His voice is extraordinarily balanced between his full voice and his falsetto which pays wonderful homage to the real Frankie Valli and perfectly attributes him into that role.
His performance of Can’t Take My Eyes Off You is nothing short of phenomenal and a real crowd pleaser.
Wood is a convincing, intimidating ganger as Tommy, but he also allows us to see two sides of him – one side where he is controlling, violent, and another where he is seemingly more uncertain and unsure.
We hear more of Heenan’s and Wood’s voice than we do the other two, because at one time or another they were both the leading man, while Gibson and Short provide the wonderful harmonies and back up that are a key part of the Four Seasons sound, as well as playing keyboard and base, respectively.
The stage set is relatively simple, with two spiralling staircases which lead to a walkway across the top of the stage.
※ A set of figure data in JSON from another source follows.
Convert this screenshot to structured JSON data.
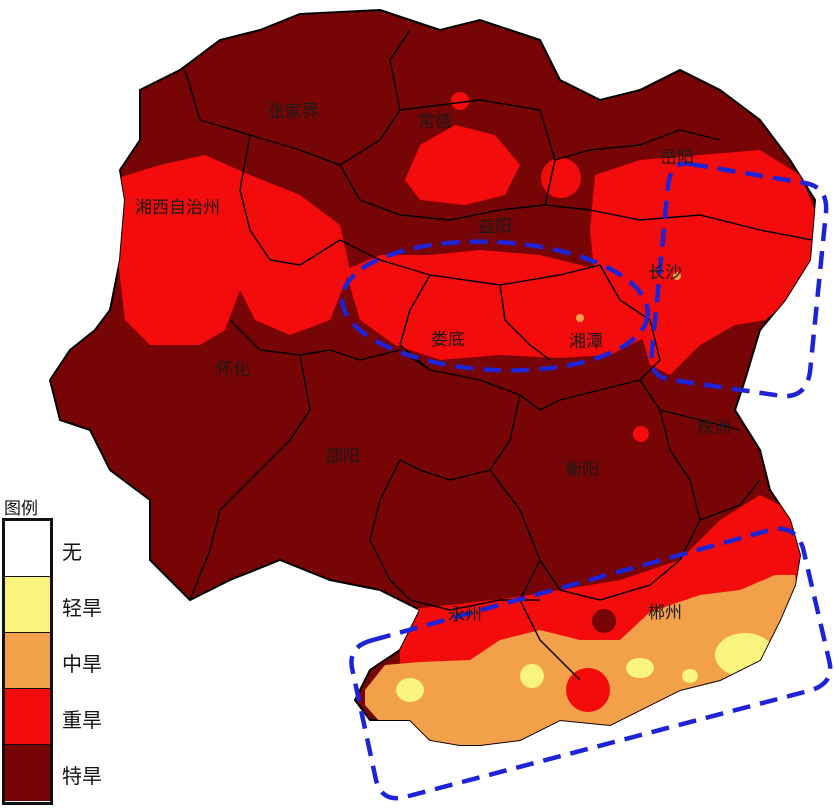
{
  "map": {
    "cities": [
      {
        "id": "zhangjiajie",
        "name": "张家界"
      },
      {
        "id": "changde",
        "name": "常德"
      },
      {
        "id": "yueyang",
        "name": "岳阳"
      },
      {
        "id": "xiangxi",
        "name": "湘西自治州"
      },
      {
        "id": "yiyang",
        "name": "益阳"
      },
      {
        "id": "changsha",
        "name": "长沙"
      },
      {
        "id": "loudi",
        "name": "娄底"
      },
      {
        "id": "xiangtan",
        "name": "湘潭"
      },
      {
        "id": "huaihua",
        "name": "怀化"
      },
      {
        "id": "zhuzhou",
        "name": "株洲"
      },
      {
        "id": "shaoyang",
        "name": "邵阳"
      },
      {
        "id": "hengyang",
        "name": "衡阳"
      },
      {
        "id": "yongzhou",
        "name": "永州"
      },
      {
        "id": "chenzhou",
        "name": "郴州"
      }
    ]
  },
  "legend": {
    "title": "图例",
    "items": [
      {
        "label": "无",
        "color": "#ffffff"
      },
      {
        "label": "轻旱",
        "color": "#f8f47e"
      },
      {
        "label": "中旱",
        "color": "#f2a04a"
      },
      {
        "label": "重旱",
        "color": "#f40b0b"
      },
      {
        "label": "特旱",
        "color": "#780506"
      }
    ]
  },
  "colors": {
    "extreme": "#780506",
    "severe": "#f40b0b",
    "moderate": "#f2a04a",
    "light": "#f8f47e",
    "highlight": "#1f23d6"
  }
}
This is a very functional set, allowing space for the ever-changing pieces of set that roll in and out at various points, creating atmospheres of jail; the Silhouettes Cub; tv studio; recording studio; and a bowling alley (where bowling balls are rolled across the stage floor!) as well as living rooms, car interiors, and many more.
Above the walk way is a screen that adds more context to whatever setting is occurring on stage, whether it be the name of the club, or a stylised backdrop of the location.
A particularly smart touch is the imitation of television broadcasting, where television cameras are rolled out to stream the live footage from stage on to the projection for audiences to watch; much like as if they are at home watching it on a black and white TV, dispersed with genuine older footage from the late 1950s and 1960s television studio audience.
The live band take residence on the stage, rather than in the orchestra pit which is always great to see!
Jersey Boys is a feel-good musical, and though audiences may be unfamiliar with the backstory of the Four Seasons, there is enjoyment to be found within.
This jukebox musical features songs you will already know, such as Shery, Big Girls Don’t Cry, December 1963 (Oh What a Night), Beggin’, and Bye Bye Baby plus many more.
The musical provides context and a special insight into those songs and what was going in the lives of the Four Seasons at the time of writing and recording them, and there are other names thrown around that you might just recognise.
What Jersey Boys does well is explore themes of gambling and debt without getting too dark, which comes with a brilliant dynamic shift in Act 2, while Act 1 provides more of an outsider’s view, Act 2 brings a shift in the dynamic and all the secrets start to spill out…
Jersey Boys has won 65 major awards across the decades; see what all the fuss is about and join the 27 million people who have already joined the party worldwide!
Tickets and more information about the show can be found here.
Please note, Jersey Boys is recommended for audience members aged 12+ due to the authenticity of New Jersey language that features in the production, which may be unsuitable for younger audiences.